During an interview with The Guardian, the actor, 48, confessed he's not a fan of "cancel culture" – where fans withdraw support from fans over past actions – and revealed how he helped one man break into Hollywood after troubled beginnings.

"Well" I don't know," he said, when it was suggested cancel culture stemmed from "morality". "I think it would be easy to look at it and say that, but having been through it and experienced it, I think it's a different thing.

"You see the gentleman who just came in here," he continued, as a man greeted the star while exiting the room. "He just did 16 years in prison. OK? He got out and I put him in the movie. That could have easily been my life. Being in a situation like that and having nothing else " certainly I made a lot of terrible mistakes and I paid for those mistakes dearly."

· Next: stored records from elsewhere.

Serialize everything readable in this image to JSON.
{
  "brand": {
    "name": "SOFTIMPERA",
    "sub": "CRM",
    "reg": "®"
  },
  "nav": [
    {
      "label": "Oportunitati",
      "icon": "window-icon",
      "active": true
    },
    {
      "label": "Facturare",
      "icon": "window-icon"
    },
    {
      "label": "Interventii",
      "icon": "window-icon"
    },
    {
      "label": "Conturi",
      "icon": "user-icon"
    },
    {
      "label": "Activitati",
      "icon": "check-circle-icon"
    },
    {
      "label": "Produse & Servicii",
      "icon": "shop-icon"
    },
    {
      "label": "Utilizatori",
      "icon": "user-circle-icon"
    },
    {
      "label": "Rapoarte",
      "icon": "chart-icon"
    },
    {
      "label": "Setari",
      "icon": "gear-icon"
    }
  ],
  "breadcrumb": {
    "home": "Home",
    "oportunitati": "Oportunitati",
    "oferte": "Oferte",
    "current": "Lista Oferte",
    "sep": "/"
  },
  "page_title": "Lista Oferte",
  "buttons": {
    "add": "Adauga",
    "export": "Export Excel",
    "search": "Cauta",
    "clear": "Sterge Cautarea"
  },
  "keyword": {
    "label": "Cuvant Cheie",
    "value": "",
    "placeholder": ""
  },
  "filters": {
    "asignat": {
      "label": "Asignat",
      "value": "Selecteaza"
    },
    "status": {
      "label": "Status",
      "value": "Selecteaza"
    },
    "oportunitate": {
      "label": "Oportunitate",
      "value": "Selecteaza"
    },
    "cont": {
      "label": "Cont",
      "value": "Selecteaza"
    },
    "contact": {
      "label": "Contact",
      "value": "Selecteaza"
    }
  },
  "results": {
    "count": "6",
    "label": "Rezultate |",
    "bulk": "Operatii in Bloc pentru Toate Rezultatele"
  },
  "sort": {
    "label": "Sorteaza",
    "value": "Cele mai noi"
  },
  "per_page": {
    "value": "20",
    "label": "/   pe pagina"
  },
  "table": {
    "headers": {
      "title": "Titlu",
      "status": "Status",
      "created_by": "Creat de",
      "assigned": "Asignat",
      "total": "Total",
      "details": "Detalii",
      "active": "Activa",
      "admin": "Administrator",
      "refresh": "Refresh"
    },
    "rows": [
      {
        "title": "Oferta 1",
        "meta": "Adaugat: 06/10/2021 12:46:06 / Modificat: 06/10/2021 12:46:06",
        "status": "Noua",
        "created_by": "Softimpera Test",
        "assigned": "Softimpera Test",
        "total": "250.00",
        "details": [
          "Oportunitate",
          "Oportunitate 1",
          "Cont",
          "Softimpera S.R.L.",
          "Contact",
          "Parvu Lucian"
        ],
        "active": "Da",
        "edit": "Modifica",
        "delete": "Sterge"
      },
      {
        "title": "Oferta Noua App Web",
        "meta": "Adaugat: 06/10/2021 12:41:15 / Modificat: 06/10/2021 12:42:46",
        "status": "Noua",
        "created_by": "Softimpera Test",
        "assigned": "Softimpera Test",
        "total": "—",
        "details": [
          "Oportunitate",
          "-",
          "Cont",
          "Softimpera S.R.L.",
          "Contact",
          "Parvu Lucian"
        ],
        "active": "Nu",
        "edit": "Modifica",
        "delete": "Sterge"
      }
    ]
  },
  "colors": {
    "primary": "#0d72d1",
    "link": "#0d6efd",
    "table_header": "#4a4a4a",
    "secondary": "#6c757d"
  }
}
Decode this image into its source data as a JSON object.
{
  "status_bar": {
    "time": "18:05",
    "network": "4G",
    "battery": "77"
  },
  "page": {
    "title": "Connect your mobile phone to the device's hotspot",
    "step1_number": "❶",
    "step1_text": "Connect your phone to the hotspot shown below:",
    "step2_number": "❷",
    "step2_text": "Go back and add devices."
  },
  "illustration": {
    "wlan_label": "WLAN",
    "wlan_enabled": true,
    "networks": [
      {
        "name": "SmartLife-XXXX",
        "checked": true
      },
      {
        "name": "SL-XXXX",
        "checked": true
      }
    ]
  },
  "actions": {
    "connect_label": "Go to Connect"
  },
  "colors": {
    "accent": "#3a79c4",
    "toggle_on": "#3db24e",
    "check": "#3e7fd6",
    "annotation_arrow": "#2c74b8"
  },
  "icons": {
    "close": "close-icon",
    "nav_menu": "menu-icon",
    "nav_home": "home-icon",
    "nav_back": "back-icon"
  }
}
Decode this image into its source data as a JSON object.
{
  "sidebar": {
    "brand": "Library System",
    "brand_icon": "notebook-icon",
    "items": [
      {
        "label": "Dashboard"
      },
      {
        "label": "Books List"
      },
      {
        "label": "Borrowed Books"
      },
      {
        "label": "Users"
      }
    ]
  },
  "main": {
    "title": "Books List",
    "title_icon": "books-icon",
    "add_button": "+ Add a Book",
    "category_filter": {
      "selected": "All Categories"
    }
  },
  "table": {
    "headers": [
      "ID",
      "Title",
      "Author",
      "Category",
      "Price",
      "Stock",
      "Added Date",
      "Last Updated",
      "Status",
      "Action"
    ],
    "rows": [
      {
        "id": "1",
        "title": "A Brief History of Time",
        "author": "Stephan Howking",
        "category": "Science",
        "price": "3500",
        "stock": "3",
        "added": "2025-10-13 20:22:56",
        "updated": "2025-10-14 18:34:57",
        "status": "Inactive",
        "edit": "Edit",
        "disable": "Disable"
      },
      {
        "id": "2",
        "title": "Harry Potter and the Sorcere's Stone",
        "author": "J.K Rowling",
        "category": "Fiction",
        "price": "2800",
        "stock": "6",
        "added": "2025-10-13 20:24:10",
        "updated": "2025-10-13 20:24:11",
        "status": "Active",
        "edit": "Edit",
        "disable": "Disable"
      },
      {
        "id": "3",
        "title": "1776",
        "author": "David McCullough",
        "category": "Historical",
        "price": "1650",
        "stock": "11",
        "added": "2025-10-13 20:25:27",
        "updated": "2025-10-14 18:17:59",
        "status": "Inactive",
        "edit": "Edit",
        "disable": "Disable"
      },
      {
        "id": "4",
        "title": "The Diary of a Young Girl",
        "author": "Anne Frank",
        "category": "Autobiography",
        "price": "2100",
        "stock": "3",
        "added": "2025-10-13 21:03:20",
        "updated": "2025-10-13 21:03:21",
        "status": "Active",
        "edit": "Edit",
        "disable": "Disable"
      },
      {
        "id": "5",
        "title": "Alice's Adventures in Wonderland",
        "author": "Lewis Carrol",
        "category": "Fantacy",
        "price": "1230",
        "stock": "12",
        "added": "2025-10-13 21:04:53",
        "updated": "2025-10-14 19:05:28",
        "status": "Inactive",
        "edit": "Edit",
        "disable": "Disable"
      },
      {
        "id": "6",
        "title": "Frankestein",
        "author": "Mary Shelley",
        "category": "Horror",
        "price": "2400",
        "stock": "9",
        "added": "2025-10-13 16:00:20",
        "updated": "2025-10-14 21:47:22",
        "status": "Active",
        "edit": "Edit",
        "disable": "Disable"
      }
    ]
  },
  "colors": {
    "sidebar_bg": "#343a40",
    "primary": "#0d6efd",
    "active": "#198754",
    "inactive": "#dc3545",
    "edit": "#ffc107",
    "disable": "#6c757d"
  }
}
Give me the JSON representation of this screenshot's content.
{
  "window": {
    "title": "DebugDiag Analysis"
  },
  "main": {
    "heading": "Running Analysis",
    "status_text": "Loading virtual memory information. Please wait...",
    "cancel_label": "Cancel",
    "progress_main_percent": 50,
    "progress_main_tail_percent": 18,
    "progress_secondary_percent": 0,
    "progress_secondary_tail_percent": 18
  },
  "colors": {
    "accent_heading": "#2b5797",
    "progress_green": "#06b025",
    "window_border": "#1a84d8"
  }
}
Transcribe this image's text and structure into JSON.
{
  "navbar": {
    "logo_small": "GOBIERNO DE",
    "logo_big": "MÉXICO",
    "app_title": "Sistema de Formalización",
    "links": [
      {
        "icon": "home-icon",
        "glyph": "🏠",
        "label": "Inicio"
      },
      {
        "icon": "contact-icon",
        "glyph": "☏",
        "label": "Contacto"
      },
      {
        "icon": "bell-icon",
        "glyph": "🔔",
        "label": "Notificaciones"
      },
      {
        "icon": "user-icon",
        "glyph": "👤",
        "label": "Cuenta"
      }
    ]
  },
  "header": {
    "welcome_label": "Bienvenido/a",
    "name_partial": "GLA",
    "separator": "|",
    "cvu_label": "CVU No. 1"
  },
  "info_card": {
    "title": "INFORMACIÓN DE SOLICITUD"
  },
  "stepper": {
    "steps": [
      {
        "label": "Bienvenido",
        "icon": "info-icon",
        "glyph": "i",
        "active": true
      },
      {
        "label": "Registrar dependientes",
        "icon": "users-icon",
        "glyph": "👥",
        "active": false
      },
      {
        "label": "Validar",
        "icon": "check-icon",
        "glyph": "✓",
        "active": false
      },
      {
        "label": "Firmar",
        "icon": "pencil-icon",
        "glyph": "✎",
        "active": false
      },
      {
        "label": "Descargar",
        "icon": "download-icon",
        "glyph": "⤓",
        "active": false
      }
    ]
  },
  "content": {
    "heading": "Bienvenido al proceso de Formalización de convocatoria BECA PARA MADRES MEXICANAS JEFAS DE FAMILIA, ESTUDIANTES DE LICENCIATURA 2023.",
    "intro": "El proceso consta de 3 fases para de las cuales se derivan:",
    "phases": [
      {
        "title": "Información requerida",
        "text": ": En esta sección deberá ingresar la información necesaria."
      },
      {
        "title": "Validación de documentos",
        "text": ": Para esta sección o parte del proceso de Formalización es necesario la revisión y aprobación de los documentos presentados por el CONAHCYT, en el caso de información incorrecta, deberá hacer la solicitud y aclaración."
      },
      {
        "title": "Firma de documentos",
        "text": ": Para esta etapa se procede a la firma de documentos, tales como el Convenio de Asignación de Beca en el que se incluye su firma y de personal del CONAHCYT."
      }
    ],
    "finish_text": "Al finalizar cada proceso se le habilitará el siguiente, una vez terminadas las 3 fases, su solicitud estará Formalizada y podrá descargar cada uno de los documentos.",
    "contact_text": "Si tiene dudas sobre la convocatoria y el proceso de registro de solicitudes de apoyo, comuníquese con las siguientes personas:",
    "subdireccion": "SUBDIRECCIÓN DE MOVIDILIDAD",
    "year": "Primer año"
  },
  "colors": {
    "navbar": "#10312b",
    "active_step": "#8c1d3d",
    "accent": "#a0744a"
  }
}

Mark, the youngest of nine children in a deprived area of Boston, was bullied by his older brothers, and by the age of 13 was known by police officers for his penchant for cocaine and other substances. He also faced two years in prison amid a string of racially-provoked attacks, but turned his life around after he, "took it upon myself to own up to my mistakes and go against the grain and not be a part of the gang any more."

"So I think no, judging a person on what he's doing and where he's coming from and all those things, no, I would hope that people would be able to get a second chance in life," the Daddy's Home star added.